When picking a solar panel be aware of these things:
A higher voltage rating than the laptop’s adapter rating will damage your device. A lower voltage may not damage the your device but it will not charge properly.
A higher current than your device rating may not damage your device and you shouldn’t see any issues with this as long as you match the voltage. The thing is just don’t go overboard and you won’t see any performance issues.
A low current cannot damage your laptop but this may be insignificant to charge your battery. You might see the laptop charging but the laptop when not power on, or you may run on power but the battery won’t charge.
As stated before you need 3 to 5 amps to charge a laptop. So if you need like around 18 to 20 volts that will be around 50 watts.
3A x 20V = 60 Watts
So theoretically you need a solar panel rated at 60 Watts or higher to charge your laptop.
There are different connectors for different laptops. This applies when you are replacing your adaptors and also when choosing a solar panel. Ensure to match your connector size to the solar panel. But luckily most solar panels come with different size connectors
|Laptop||DC Connector size|
|Acer||5.5 x 1.7 mm|
|Asus||4.0 x 1.35 mm|
|HP/Dell||7.4 x 5.0 mm|
|Samsung||5.5 x 2.5 mm|
|Lenovo||7.9 x 5.6 mm|
Reverse polarity is when a solar panel rather than charging a battery it discharges it. This is especially a risk during night time when there is no sunlight and voltage of the laptop drops to lower than that of battery. Most modern panels come with a blocking diode to prevent reverse polarity and some laptops have also embedded a form of reverse polarity protection on its circuit.
Downside of Charging Your Laptop with a Solar Charger
The output from a solar panel is dependent on size and amount of sunlight. Solar panels are known to be low efficiency and the best output you can get from a solar charger won’t exceed 30%.
This means that even the voltage may be dropping time to time and it is only when you are getting direct sunlight between midday and the afternoon can you truly use a solar charger on your laptop.

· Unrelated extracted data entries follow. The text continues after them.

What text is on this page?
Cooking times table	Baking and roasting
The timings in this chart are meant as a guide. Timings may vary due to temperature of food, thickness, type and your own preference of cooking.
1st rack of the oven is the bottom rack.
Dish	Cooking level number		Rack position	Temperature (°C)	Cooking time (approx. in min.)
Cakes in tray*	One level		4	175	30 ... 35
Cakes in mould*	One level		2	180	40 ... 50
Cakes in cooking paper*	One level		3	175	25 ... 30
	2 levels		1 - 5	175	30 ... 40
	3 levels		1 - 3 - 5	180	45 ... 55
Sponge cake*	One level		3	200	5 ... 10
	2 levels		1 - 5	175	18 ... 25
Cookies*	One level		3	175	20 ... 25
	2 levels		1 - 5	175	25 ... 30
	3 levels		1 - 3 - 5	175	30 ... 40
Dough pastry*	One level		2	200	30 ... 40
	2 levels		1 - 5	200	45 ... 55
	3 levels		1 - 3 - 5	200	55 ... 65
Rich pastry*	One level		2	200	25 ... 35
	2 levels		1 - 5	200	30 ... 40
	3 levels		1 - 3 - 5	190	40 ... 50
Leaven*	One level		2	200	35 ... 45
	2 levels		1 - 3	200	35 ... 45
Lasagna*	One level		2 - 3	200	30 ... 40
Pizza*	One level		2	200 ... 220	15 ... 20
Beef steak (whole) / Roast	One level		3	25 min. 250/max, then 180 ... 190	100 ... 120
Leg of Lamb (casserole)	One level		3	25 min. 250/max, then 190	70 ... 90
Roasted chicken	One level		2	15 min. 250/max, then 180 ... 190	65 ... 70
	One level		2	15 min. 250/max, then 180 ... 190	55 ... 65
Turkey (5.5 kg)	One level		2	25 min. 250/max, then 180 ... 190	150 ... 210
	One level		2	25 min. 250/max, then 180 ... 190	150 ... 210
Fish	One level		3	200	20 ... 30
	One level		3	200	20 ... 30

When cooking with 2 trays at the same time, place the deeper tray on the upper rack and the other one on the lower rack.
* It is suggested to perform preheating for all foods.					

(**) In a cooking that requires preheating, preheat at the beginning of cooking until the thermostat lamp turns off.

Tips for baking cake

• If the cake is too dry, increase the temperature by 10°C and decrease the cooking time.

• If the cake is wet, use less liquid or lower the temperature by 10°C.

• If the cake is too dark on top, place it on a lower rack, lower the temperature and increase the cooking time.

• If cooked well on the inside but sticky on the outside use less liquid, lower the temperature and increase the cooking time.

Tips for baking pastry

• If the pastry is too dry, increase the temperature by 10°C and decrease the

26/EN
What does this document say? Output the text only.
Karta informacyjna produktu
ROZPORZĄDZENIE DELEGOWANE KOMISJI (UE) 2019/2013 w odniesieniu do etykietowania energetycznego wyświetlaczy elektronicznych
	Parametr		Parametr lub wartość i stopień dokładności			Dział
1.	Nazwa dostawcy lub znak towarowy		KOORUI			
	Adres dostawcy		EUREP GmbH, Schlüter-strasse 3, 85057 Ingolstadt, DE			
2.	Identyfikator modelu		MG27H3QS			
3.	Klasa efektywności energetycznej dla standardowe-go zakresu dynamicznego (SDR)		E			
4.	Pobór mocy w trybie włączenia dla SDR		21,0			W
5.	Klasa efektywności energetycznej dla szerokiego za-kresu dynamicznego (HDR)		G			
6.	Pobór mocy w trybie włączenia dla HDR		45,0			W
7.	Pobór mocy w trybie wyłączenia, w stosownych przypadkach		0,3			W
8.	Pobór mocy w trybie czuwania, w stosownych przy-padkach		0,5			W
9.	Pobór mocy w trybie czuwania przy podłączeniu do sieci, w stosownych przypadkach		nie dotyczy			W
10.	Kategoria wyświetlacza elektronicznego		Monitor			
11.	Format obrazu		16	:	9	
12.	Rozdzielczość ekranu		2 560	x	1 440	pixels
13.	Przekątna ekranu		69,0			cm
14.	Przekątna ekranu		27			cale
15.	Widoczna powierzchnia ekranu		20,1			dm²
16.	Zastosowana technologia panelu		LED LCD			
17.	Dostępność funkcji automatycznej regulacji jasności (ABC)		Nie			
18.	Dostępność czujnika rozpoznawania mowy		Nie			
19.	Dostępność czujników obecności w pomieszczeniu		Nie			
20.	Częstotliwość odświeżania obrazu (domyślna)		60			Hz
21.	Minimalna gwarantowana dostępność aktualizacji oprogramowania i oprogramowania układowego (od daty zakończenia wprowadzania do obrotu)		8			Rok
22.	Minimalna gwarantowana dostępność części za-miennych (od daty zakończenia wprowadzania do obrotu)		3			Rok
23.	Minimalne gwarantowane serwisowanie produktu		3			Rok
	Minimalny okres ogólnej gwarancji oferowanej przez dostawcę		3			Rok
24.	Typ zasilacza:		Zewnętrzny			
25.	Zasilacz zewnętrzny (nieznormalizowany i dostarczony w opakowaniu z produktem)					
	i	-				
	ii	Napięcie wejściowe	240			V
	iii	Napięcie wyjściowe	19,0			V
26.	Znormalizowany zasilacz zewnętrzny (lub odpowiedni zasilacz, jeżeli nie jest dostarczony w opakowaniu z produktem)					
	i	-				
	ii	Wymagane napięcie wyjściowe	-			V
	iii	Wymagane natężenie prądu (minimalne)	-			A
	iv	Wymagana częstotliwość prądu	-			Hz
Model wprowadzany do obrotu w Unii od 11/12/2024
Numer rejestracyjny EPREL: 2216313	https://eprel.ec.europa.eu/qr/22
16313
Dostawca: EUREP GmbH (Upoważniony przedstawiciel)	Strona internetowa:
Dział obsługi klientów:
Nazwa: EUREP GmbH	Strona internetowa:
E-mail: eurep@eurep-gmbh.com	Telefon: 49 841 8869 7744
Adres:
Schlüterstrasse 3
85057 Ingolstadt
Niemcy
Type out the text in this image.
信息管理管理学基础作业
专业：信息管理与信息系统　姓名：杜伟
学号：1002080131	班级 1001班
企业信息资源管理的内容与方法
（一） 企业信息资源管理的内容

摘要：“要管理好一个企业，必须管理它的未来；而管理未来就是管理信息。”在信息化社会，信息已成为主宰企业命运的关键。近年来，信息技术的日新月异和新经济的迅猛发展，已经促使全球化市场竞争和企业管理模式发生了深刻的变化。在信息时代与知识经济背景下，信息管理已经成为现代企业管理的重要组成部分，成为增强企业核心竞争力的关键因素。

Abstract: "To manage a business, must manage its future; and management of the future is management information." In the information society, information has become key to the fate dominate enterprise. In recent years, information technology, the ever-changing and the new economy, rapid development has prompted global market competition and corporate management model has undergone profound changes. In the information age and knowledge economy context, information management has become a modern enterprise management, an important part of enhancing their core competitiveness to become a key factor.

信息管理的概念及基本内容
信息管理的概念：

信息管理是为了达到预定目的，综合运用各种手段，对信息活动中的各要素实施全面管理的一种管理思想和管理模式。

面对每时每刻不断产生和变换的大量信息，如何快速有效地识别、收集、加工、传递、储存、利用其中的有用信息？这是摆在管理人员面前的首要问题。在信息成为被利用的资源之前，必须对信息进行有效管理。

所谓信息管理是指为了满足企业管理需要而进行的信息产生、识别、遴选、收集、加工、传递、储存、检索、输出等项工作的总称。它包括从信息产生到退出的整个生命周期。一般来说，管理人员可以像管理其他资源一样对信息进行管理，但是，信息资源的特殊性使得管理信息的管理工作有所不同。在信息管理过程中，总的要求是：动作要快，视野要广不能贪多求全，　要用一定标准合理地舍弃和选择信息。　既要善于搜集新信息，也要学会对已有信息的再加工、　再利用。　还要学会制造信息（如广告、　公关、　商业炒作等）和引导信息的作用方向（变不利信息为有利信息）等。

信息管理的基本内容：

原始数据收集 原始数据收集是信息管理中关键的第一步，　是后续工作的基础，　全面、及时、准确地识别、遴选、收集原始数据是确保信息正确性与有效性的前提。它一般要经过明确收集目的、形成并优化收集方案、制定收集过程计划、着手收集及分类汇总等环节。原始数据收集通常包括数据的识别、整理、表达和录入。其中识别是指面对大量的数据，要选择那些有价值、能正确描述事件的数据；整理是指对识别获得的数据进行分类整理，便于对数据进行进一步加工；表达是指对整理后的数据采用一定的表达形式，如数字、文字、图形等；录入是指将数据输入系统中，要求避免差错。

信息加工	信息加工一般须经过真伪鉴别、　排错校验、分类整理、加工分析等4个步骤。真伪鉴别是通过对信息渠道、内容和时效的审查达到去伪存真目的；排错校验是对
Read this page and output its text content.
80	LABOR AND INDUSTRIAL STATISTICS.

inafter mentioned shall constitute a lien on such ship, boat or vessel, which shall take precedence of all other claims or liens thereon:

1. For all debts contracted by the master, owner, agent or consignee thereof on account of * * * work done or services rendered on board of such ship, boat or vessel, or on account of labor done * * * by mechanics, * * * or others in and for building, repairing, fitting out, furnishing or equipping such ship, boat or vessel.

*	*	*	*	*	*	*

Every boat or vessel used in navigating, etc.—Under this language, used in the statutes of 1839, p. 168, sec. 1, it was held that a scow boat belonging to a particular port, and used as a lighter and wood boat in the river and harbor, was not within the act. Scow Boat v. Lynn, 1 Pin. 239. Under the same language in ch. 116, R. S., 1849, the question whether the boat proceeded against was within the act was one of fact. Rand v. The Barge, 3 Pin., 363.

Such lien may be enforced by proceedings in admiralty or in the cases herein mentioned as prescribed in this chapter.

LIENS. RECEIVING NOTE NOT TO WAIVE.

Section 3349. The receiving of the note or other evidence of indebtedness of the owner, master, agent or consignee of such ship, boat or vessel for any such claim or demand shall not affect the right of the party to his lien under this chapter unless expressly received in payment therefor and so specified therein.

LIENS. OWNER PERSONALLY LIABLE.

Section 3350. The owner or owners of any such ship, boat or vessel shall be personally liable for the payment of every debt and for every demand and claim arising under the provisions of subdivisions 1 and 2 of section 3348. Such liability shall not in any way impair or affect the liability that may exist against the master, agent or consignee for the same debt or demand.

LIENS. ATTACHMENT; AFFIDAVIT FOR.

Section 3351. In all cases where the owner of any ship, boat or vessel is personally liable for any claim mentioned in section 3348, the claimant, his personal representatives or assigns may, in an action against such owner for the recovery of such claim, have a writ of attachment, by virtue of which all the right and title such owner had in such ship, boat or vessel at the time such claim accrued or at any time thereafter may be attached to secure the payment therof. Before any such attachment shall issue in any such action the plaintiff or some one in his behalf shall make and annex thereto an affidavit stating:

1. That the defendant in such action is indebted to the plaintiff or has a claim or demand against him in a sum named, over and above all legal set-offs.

It is this or either you may have to get a bigger size solar panel to cover for the efficiency/conversion losses. The good news is you have a better choice if this two options are out of the questions.
Why you need a power bank
You remove so many risks of frying your laptop when you use a power bank rather than using the solar panel to directly charge a laptop. Because of the voltage and current changes from the solar panel you may end up not charging your laptop at all. Especially if you intend to leave it unattended.
Charging a Power bank with the solar panel is the best option because even with current and voltage changes it will still charge the power bank. I use the Maxoak Power bank, a massive 50000mAh lithium-ion battery bank that will act as two extra batteries for you laptop. It has multiple dc connectors compatible with most laptops. It comes with 6 output ports for laptops, tablet and USB. The multiple outputs allow you to charge several devices at once.
I like it because I can recharge it with my 60W Allpowers Solar Panel through its 16.V/2.5A DC input. It is bigger than most power banks (briefcase size) but easily fits my backpack, doesn’t weigh much (2.77 lb) And of course once I use it to recharge my laptop I can recharge it with my solar panels when I am in the outdoors or using an AC plug when indoors.
Also consider a Power Station
A portable power station unlike the power bank is more than just a battery. It combines an inverter, charge controller and the wiring to make it easier for plug and play system to use with solar panels. The LiFePO4 battery in power stations is also much safer than a Lithium-ion in power banks that are more susceptible to exploding. You can also use it to charge other devices like a CPAP and even power your refrigerator with either an AC or DC power supply.